Lorsque la lumière se rallume, le réalisateur Koji Fukada, l’actrice/productrice Kiki Sugino et le fameux interprète qui nous avait laissé un souvenir mémorable l’année dernière sont présents pour répondre aux questions des spectateurs. S’en sortira-t-il mieux que l’an passé derrière le micro ? Au début on le croit, et puis rapidement, les doutes l’assaillent, les bégaiements et hésitations se font entendre, et de grands moments de solitude s’enchaînent pour lui. Un blanc est comblé par un spectateur japonais, ce qui met mal à l’aise pour le sympathique interprète. Heureusement, une vieille japonaise lui vole quelques instants la vedette en posant une question en français, puis en traduisant directement en japonais pour le réalisateur.
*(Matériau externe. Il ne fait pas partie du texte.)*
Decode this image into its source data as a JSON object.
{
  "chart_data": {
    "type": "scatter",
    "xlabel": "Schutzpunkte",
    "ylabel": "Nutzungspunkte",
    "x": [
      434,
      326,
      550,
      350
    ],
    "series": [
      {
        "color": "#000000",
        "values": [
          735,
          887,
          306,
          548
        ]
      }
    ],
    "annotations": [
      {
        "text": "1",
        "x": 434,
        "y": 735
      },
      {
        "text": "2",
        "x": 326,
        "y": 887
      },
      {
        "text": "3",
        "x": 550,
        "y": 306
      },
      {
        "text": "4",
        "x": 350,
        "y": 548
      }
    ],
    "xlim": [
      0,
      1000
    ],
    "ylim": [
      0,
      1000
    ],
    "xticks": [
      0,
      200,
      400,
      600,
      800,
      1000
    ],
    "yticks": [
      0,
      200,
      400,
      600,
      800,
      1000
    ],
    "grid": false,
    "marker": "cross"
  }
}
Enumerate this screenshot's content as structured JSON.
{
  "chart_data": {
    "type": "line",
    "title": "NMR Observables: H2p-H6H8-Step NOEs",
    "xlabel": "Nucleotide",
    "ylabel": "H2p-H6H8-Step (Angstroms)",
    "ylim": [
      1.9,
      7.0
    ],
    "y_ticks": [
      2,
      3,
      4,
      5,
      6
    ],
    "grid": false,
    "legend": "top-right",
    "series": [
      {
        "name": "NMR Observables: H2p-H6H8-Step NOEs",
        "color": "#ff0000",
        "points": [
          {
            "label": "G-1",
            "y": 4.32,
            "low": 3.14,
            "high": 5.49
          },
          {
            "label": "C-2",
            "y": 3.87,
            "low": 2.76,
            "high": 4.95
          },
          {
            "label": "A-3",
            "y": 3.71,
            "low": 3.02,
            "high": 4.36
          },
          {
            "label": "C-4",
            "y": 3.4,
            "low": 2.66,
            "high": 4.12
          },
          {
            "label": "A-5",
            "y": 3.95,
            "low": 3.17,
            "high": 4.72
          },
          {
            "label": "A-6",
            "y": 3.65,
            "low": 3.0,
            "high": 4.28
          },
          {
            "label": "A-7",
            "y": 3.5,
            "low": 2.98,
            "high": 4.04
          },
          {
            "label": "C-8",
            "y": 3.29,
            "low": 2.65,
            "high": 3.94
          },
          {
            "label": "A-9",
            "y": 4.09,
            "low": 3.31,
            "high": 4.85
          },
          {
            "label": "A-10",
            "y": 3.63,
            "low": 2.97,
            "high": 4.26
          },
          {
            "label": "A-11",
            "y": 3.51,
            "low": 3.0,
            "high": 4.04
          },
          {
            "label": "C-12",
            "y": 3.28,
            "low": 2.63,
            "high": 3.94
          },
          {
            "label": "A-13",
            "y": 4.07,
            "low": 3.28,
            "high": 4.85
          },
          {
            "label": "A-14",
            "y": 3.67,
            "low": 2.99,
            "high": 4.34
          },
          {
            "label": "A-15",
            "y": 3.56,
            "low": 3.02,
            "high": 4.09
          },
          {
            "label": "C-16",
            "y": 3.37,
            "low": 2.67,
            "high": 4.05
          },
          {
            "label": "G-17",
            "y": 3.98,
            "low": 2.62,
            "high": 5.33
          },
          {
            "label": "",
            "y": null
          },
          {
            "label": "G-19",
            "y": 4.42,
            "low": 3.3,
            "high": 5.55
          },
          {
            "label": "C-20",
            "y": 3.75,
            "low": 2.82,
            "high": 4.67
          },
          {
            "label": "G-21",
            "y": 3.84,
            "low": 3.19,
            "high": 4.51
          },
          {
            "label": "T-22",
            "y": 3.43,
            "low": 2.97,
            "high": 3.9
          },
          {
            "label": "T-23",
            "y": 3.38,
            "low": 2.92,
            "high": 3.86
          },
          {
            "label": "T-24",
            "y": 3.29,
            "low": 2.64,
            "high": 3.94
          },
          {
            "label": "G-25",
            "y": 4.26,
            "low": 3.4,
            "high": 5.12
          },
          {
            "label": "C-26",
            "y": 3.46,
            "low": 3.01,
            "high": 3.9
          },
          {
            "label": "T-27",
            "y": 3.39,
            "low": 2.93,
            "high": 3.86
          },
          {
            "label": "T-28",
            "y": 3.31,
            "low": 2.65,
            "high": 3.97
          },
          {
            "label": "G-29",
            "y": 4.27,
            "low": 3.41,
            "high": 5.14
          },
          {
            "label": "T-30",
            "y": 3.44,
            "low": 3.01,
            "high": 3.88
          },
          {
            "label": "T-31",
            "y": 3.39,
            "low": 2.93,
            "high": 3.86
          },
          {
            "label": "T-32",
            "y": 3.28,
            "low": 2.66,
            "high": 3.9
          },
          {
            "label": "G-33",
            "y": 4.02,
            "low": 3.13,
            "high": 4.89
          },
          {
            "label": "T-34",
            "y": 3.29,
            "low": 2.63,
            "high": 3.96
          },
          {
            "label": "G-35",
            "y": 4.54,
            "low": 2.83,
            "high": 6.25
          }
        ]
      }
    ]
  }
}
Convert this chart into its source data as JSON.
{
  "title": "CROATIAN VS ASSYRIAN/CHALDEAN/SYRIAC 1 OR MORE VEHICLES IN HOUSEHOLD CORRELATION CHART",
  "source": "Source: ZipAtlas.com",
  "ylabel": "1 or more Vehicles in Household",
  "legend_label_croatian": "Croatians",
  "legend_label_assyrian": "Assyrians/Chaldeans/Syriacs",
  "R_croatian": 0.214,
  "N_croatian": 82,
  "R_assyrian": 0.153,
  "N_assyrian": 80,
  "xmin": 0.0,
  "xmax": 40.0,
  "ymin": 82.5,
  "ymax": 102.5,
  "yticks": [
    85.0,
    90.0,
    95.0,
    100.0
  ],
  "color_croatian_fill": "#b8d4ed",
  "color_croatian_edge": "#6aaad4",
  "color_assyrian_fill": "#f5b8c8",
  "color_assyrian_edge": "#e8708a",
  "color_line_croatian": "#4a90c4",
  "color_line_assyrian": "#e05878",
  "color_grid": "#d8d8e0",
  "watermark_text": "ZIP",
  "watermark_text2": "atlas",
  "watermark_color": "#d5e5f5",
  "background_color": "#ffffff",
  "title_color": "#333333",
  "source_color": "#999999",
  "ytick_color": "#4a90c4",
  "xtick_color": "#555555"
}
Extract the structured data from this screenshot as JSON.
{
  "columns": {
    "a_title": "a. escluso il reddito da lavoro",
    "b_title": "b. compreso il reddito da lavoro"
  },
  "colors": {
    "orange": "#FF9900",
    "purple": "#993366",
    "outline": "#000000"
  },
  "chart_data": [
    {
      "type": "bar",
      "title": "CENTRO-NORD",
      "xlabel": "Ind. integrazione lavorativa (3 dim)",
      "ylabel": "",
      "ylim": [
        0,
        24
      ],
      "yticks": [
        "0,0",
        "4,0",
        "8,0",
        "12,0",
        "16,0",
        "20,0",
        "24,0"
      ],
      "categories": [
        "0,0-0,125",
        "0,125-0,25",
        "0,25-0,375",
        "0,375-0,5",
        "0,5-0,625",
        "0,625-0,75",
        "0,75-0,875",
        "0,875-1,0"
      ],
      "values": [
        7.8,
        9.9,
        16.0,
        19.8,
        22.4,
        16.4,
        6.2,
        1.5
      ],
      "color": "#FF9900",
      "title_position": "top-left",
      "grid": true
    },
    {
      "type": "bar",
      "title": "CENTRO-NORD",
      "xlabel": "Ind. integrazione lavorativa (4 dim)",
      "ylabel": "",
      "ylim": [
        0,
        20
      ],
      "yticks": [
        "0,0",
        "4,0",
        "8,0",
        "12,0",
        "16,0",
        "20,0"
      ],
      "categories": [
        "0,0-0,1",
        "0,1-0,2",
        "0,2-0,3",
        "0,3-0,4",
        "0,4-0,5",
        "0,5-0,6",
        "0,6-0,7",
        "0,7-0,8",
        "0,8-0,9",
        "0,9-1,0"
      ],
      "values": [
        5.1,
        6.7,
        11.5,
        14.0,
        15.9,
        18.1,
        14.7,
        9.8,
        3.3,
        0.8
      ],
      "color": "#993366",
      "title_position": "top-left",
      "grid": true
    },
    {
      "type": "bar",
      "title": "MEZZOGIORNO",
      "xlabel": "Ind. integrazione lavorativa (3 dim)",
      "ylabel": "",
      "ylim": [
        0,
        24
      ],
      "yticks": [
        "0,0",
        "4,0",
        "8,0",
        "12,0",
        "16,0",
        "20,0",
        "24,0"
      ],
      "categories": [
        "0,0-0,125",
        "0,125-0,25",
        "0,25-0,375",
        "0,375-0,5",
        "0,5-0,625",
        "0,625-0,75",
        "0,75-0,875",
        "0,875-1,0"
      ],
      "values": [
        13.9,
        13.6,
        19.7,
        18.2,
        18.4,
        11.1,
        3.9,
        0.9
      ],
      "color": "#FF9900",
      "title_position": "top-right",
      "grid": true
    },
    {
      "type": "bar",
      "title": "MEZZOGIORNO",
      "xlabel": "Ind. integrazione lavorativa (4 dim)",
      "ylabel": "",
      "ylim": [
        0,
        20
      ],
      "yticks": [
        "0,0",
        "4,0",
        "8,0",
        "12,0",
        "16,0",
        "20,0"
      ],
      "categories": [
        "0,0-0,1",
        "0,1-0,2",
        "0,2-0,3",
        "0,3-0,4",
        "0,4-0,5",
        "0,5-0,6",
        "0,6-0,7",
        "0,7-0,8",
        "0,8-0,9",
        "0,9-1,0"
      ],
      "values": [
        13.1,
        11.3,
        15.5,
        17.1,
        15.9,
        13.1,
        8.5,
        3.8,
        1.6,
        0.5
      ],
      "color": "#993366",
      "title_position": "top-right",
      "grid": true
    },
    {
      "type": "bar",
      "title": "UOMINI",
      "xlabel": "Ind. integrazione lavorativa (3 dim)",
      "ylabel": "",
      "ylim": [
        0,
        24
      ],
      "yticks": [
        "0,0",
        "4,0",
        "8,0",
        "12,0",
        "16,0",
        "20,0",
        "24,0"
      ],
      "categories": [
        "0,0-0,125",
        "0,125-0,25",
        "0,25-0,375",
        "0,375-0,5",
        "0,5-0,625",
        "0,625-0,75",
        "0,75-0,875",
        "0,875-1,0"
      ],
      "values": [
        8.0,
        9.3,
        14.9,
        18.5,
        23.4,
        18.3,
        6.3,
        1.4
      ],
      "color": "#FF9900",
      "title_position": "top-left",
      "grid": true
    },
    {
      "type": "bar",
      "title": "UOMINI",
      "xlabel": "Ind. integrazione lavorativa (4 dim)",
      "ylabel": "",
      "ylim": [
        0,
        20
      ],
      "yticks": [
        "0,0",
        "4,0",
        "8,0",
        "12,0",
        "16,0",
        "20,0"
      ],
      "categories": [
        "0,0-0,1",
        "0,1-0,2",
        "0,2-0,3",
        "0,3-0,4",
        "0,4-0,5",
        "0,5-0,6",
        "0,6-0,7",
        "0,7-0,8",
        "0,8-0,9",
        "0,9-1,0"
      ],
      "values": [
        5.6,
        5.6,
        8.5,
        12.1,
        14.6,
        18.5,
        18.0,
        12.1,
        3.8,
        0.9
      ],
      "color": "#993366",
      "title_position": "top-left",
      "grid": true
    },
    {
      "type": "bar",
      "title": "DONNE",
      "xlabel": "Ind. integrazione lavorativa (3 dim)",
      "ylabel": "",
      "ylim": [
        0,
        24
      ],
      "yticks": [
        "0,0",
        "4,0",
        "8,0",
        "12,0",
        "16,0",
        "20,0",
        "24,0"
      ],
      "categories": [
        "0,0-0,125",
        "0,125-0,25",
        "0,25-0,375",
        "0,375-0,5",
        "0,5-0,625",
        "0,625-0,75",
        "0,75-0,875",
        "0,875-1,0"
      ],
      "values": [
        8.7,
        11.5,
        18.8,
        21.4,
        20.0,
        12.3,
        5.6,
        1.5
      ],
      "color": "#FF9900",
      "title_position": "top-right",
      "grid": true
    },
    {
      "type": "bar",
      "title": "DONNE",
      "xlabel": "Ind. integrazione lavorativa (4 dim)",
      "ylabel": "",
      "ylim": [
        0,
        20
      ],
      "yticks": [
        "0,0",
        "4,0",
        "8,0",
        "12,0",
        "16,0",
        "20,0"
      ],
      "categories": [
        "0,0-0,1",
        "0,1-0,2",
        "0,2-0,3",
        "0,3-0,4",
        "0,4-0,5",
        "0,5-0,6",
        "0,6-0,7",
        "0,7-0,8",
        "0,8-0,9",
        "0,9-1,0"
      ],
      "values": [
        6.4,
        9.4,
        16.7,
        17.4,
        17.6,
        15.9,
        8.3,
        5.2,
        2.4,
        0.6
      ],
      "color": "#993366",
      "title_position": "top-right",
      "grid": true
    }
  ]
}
La version japonaise de sa question semble n’en plus finir, et la membre du staff du festival qui gère le questions/réponses semble alors lui demander d’aller plus vite, ce à quoi la japonaise se tourne vers elle furieuse et criant « Mais je suis en train de lui poser une question en japonais, ne m’interrompez pas ce n’est pas poli !!! ». Rires dans la salle bien sûr.
En fin de soirée, alors que tout le monde se dirige vers la sortie, I.D. de Made in Asie me propose qu’on se fasse prendre en photo avec le Fukada et la jolie Kiki. Pour Kiki, ce n’est pas difficile, mais Fukada est justement retenu en otage par la japonaise ayant vitupéré plus tôt. En attendant, à son grand étonnement, on se fait prendre en photo avec notre interprète vedette qui nous a régalés une fois encore. Il a beau s’emmêler les pinceaux, j’espère que ce n’était pas la dernière fois qu’il faisait l’interprète pour Paris Cinéma.